3. GOJ operations generated a fiscal surplus of USD 43.3
million during the quarter. While this was the only
surplus recorded for the fiscal year, it was USD 75
million less than programmed. The lower surplus arose
from higher than budgeted expenditures of USD 70 million
and a USD 5 million revenue shortfall. Higher program and
wage costs, along with new capital projects, were the
major contributors to the spike in expenditures. The
surge in recurrent programs and capital projects was
offset by reduced interest payments, reflecting the
consistent decline in interest rates. Inflation also

deviated from expectations during the period. Prices
actually moderated during the first two months of the
quarter, but a one percent jump in March pushed prices for
the quarter up to 1.4 percent. Inflationary pressures
emanated from the drop in agricultural output, which
fueled an increase in domestic food, meat and poultry
prices. Increases in the cost of fuels and household
supplies also contributed to inflation.

4. While most areas of macroeconomic management were
challenging, the foreign exchange market remained stable
during the review quarter. The nominal exchange rate
depreciated by 0.3 percent, a one percent appreciation in
real terms. The favorable conditions were underpinned by
strong foreign exchange inflows from tourism, mining,
remittances and goods exports. The BOJ also reported that
growing investor confidence resulted in higher net capital
inflows, as demonstrated by the increased sale of foreign
exchange by commercial banks to the bank. The buoyant
flows led to a further build-up in the Net International
Reserves (NIR), which stood at USD 1.9 billion or 17.2
weeks of goods and services imports at the end of March

2005. This allowed the bank to reduce interest rates on
two occasions in the quarter, resulting in the lowest
rates since August 2002. The bank also reduced the
special deposit requirement for deposit taking
institutions from five to three percent.

5. Comment: The PIOJ is forecasting growth of 1.6 percent
during the June quarter of 2005. This growth forecast is
predicated on expanded output in construction, tourism,
transport and communications. The GOJ should also meet
its fiscal targets for the first quarter of 2005/06, now
that most reconstruction related expenses are out of the
way.
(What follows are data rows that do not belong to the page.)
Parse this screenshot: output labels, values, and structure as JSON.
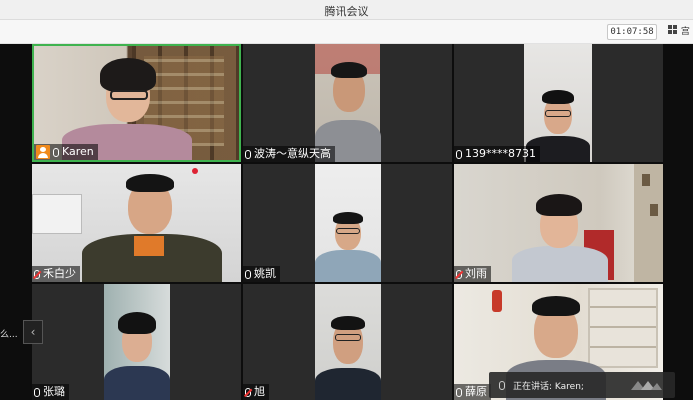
{
  "window": {
    "title": "腾讯会议"
  },
  "toolbar": {
    "timer": "01:07:58",
    "view_label": "宫"
  },
  "participants": [
    {
      "name": "Karen",
      "host": true,
      "muted": false
    },
    {
      "name": "波涛～意纵天高",
      "host": false,
      "muted": false
    },
    {
      "name": "139****8731",
      "host": false,
      "muted": false
    },
    {
      "name": "禾白少",
      "host": false,
      "muted": true
    },
    {
      "name": "姚凯",
      "host": false,
      "muted": false
    },
    {
      "name": "刘雨",
      "host": false,
      "muted": true
    },
    {
      "name": "张璐",
      "host": false,
      "muted": false
    },
    {
      "name": "旭",
      "host": false,
      "muted": true
    },
    {
      "name": "薛原",
      "host": false,
      "muted": false
    }
  ],
  "side_panel": {
    "text": "么..."
  },
  "speaking": {
    "text": "正在讲话: Karen;"
  },
  "colors": {
    "host_badge": "#f08a1c",
    "muted_mic": "#e33333",
    "active_border": "#3fb34f"
  }
}
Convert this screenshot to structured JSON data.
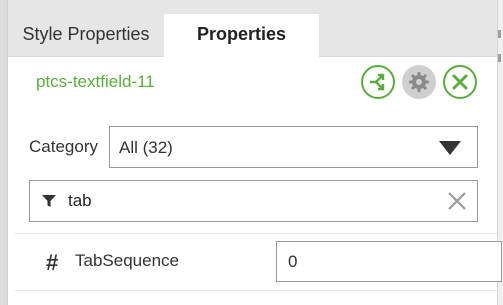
{
  "tabs": [
    {
      "label": "Style Properties",
      "active": false
    },
    {
      "label": "Properties",
      "active": true
    }
  ],
  "widget": {
    "name": "ptcs-textfield-11",
    "actions": [
      {
        "icon": "connector-icon",
        "style": "green"
      },
      {
        "icon": "gear-icon",
        "style": "gray"
      },
      {
        "icon": "close-icon",
        "style": "green"
      }
    ]
  },
  "category": {
    "label": "Category",
    "value": "All (32)"
  },
  "filter": {
    "value": "tab"
  },
  "properties": [
    {
      "type_icon": "hash-icon",
      "type_symbol": "#",
      "name": "TabSequence",
      "value": "0"
    }
  ],
  "colors": {
    "accent_green": "#5aad3c",
    "tab_strip": "#e6e6e6"
  }
}
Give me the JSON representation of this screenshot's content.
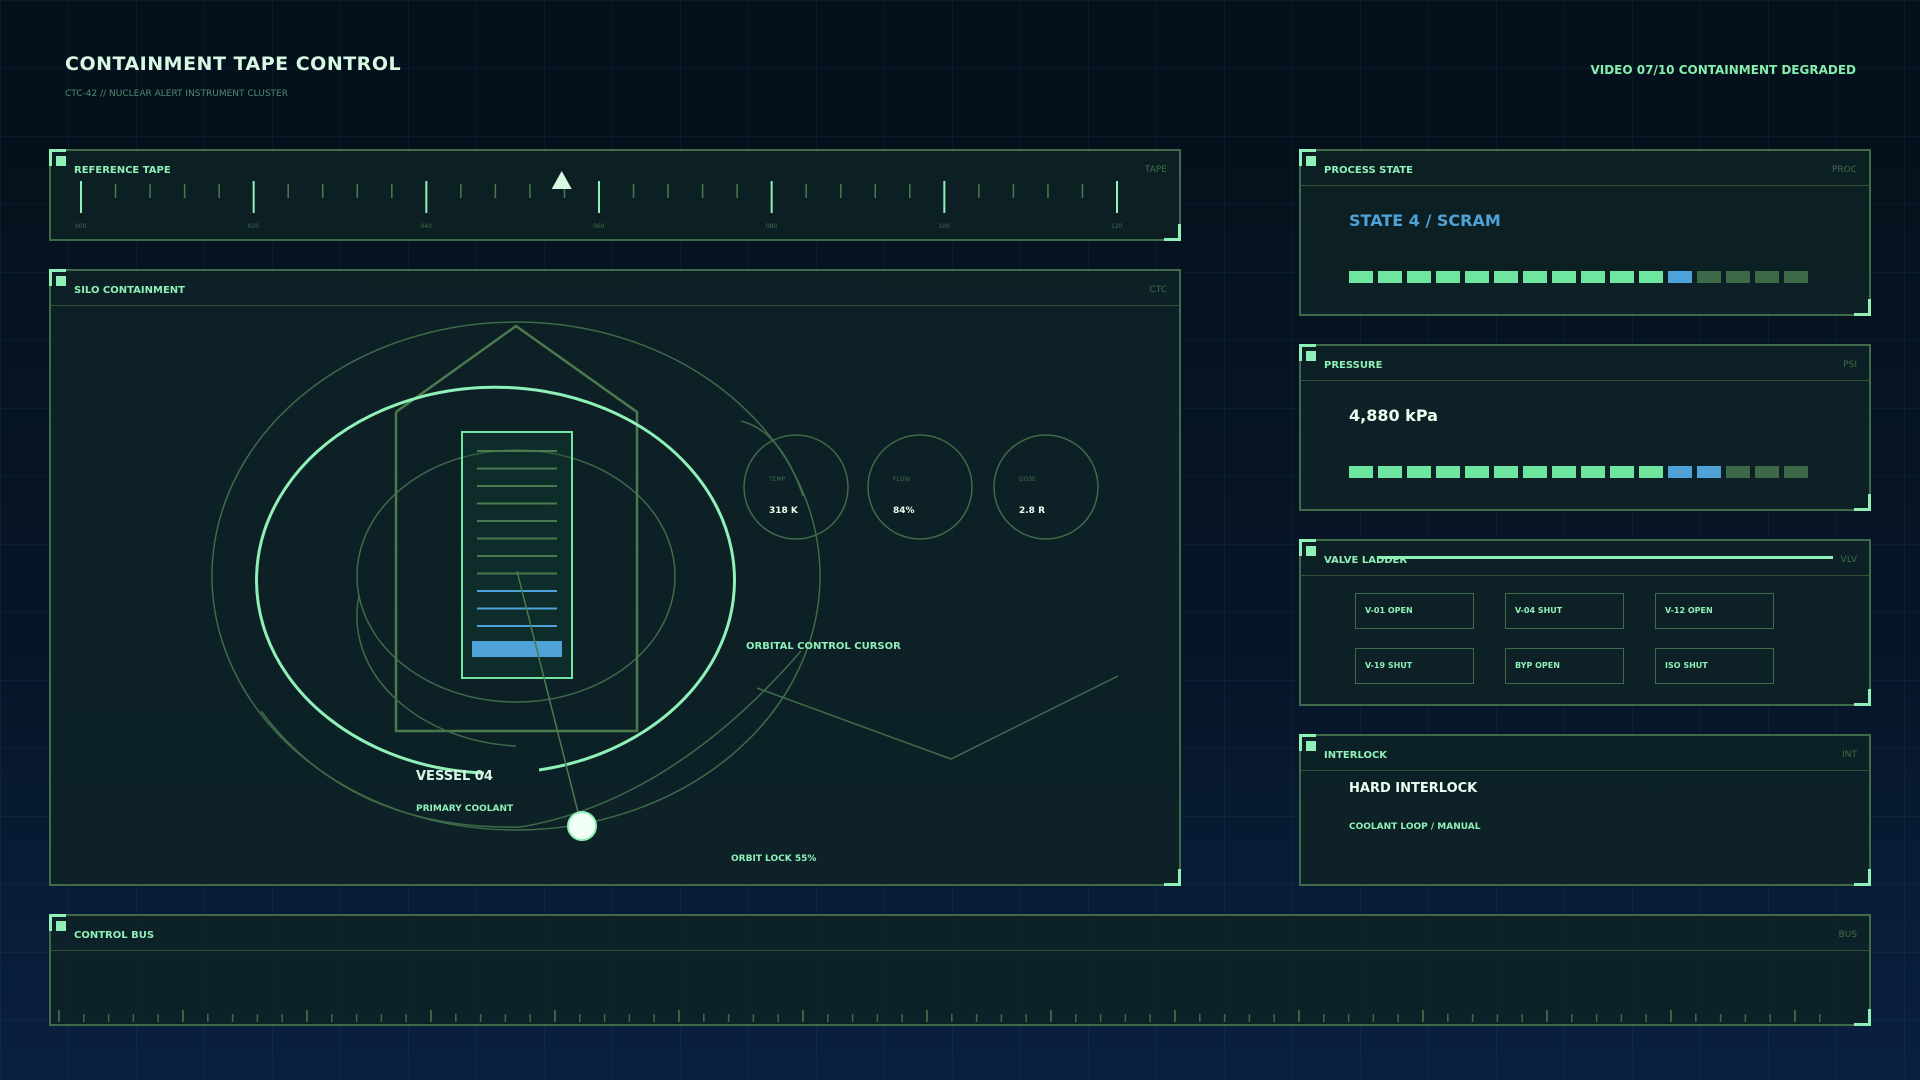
{
  "header": {
    "title": "CONTAINMENT TAPE CONTROL",
    "subtitle": "CTC-42 // NUCLEAR ALERT INSTRUMENT CLUSTER",
    "status": "VIDEO 07/10  CONTAINMENT DEGRADED"
  },
  "reference_tape": {
    "title": "REFERENCE TAPE",
    "tag": "TAPE",
    "labels": [
      "000",
      "020",
      "040",
      "060",
      "080",
      "100",
      "120"
    ],
    "marker_position": 0.464
  },
  "silo": {
    "title": "SILO CONTAINMENT",
    "tag": "CTC",
    "vessel_name": "VESSEL 04",
    "vessel_sub": "PRIMARY COOLANT",
    "cursor_label": "ORBITAL CONTROL CURSOR",
    "orbit_lock": "ORBIT LOCK 55%",
    "gauges": [
      {
        "label": "TEMP",
        "value": "318 K"
      },
      {
        "label": "FLOW",
        "value": "84%"
      },
      {
        "label": "DOSE",
        "value": "2.8 R"
      }
    ]
  },
  "process_state": {
    "title": "PROCESS STATE",
    "tag": "PROC",
    "value": "STATE 4 / SCRAM",
    "segments": [
      "g",
      "g",
      "g",
      "g",
      "g",
      "g",
      "g",
      "g",
      "g",
      "g",
      "g",
      "b",
      "d",
      "d",
      "d",
      "d"
    ]
  },
  "pressure": {
    "title": "PRESSURE",
    "tag": "PSI",
    "value": "4,880 kPa",
    "segments": [
      "g",
      "g",
      "g",
      "g",
      "g",
      "g",
      "g",
      "g",
      "g",
      "g",
      "g",
      "b",
      "b",
      "d",
      "d",
      "d"
    ]
  },
  "valve_ladder": {
    "title": "VALVE LADDER",
    "tag": "VLV",
    "valves": [
      "V-01  OPEN",
      "V-04  SHUT",
      "V-12  OPEN",
      "V-19  SHUT",
      "BYP  OPEN",
      "ISO  SHUT"
    ]
  },
  "interlock": {
    "title": "INTERLOCK",
    "tag": "INT",
    "value": "HARD INTERLOCK",
    "sub": "COOLANT LOOP / MANUAL"
  },
  "control_bus": {
    "title": "CONTROL BUS",
    "tag": "BUS"
  },
  "colors": {
    "accent": "#8ff0b8",
    "blue": "#4ea2d8",
    "dim": "#3c6a48",
    "border": "#3f6b4a"
  }
}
Revenue collection has also returned to normal
levels. This, combined with increased tax collection,
should provide a boost to revenues. However, the new
revenue measures will provide some impetus for inflation
in upcoming months. With the onset of the rainy season,
drought conditions have given way to flooding and
landslides in agricultural areas, leading to further
increases in domestic food prices. Volatile oil prices
will also fuel further inflation and inflationary

6. Comment (cont'd): The BOJ expects foreign exchange
flows to remain buoyant for 2005. The bank has,
therefore, announced its intention to purchase excess
supplies in order to smooth conditions in the market;
ensure a stable and orderly system of payments in the
medium term; and protect the economy from shocks. This
policy is already being executed, and the stock of NIR has
increased by USD 108.8 million in April to reach USD two
billion, the highest amount in over a decade. If the
economic fundamentals and investor confidence continue to
improve, the bank could reduce interest rates even further
in upcoming months. This could start a virtuous cycle in
which declining interest costs will impact the fiscal
balance and eventually result in an improvement of the
country's credit ratings. End Comment.